One thing that needs to be mentioned straight away is that, somewhat confusingly, London Dry Gin doesn’t have to be made in London or even the UK for that matter. The definition is laid out in Regulation (EC) 110/2008 of the European Parliament and makes for long, tedious reading so we will lay out the fundamentals, hopefully without putting you to sleep!

For a gin to be called London Dry Gin, the base spirit must be distilled to a completely neutral spirit of 96% ABV, must add all flavours through distillation in presence of “natural plant materials,” and can have nothing added after distillation save water and a trivial quantity of sugar.

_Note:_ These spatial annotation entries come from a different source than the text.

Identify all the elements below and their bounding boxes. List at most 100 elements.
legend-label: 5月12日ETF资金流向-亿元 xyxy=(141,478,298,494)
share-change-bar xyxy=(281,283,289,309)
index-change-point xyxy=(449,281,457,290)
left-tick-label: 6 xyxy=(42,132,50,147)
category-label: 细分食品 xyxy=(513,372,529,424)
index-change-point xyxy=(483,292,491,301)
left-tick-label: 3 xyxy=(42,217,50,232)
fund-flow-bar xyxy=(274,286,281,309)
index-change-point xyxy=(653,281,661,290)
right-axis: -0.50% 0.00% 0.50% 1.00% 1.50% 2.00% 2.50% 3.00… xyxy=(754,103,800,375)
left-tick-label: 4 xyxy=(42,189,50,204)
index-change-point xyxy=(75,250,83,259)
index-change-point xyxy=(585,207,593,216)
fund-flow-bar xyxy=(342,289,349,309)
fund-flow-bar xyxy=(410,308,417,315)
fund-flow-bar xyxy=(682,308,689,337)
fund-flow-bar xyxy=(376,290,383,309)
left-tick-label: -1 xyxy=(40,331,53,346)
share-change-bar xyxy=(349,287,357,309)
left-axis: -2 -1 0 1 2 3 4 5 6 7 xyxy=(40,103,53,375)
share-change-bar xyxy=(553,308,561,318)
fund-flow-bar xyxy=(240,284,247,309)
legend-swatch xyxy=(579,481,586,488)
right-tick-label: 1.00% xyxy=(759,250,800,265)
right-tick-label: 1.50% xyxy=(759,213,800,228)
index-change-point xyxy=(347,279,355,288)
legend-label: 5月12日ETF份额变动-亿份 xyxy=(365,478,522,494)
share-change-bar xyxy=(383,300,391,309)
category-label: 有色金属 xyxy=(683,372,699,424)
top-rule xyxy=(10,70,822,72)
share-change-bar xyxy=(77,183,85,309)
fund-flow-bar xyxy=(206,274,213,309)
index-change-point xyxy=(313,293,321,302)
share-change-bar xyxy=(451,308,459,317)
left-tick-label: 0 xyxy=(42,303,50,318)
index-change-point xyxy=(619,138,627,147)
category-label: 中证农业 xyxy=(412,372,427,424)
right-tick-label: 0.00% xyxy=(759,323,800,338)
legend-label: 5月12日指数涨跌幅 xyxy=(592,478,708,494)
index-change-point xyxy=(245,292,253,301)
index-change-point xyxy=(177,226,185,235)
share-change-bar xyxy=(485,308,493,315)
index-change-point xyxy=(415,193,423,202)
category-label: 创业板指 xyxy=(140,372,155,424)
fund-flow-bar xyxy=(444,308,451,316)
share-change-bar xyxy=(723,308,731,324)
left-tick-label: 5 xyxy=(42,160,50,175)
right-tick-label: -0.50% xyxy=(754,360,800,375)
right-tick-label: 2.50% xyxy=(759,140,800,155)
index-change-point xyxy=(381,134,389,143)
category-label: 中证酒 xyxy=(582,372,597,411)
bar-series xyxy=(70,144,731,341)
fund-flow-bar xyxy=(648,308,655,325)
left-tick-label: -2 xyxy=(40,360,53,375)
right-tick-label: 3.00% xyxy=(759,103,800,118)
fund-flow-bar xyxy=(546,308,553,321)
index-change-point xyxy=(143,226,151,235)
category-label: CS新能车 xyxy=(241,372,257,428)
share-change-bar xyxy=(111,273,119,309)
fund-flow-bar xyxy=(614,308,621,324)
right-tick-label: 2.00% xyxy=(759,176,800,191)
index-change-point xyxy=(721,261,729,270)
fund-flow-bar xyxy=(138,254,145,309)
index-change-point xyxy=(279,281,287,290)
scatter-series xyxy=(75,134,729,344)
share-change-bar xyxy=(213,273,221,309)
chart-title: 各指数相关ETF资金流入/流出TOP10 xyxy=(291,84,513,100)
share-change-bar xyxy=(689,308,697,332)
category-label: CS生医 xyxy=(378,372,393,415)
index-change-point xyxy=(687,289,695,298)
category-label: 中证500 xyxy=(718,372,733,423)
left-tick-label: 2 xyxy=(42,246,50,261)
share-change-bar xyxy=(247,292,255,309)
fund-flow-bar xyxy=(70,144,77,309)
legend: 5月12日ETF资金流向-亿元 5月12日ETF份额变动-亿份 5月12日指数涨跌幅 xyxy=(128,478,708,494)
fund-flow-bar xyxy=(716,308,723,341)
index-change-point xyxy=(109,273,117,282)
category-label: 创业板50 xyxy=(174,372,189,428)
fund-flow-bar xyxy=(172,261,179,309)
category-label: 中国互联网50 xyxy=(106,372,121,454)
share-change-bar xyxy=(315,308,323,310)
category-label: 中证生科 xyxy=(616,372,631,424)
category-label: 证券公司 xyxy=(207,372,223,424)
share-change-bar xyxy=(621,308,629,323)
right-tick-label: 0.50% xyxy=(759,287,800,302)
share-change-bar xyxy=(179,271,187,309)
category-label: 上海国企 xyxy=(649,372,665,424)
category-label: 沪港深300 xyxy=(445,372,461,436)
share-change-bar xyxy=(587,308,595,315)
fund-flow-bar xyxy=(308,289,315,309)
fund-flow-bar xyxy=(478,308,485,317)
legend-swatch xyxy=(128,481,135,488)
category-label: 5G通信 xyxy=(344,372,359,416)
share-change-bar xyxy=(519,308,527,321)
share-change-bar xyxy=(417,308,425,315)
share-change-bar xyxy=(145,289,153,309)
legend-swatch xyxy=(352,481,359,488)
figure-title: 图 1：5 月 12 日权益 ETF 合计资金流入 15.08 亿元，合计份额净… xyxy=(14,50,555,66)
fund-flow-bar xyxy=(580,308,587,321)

Gin distillation requires a base neutral spirit to be distilled before the re-distillation with botanicals. This neutral spirit must be distilled to 96% ABV in a column still to ensure the quality and neutrality of the spirit. Back in the 19th century, back lane distillers would often increase the yield on their distillations by producing methanol alongside ethanol. Methanol is very poisonous and isn’t something you want to be drinking. Regulations state that there can only be 5 grams of methanol per hectolitre, so you know that gin with London Dry status is quality stuff. This obviously isn’t a problem like it was a few centuries ago and all commercially available gins remove methanol from their distillate.

It’s now time for the base spirit to be redistilled with the botanicals, which must all be natural with nothing artificial added. The distiller only gets one shot at getting the flavour profile right at this point as after this distillation nothing else can be added save for water and a very small amount of sugar. Gins that add botanicals, flavourings or more than the prescribed trace amount of sugar cannot call themselves London Dry Gin.

Contrary to popular opinion, there is no designated flavour profile or botanical requirements save that they are all natural and juniper is the primary flavour. Many traditional London Dry gins are heavy with citrus fruit like lemon and limes but a London Dry can also be contemporary in style. Just remember that this designation governs the process of how it’s made, not how it tastes.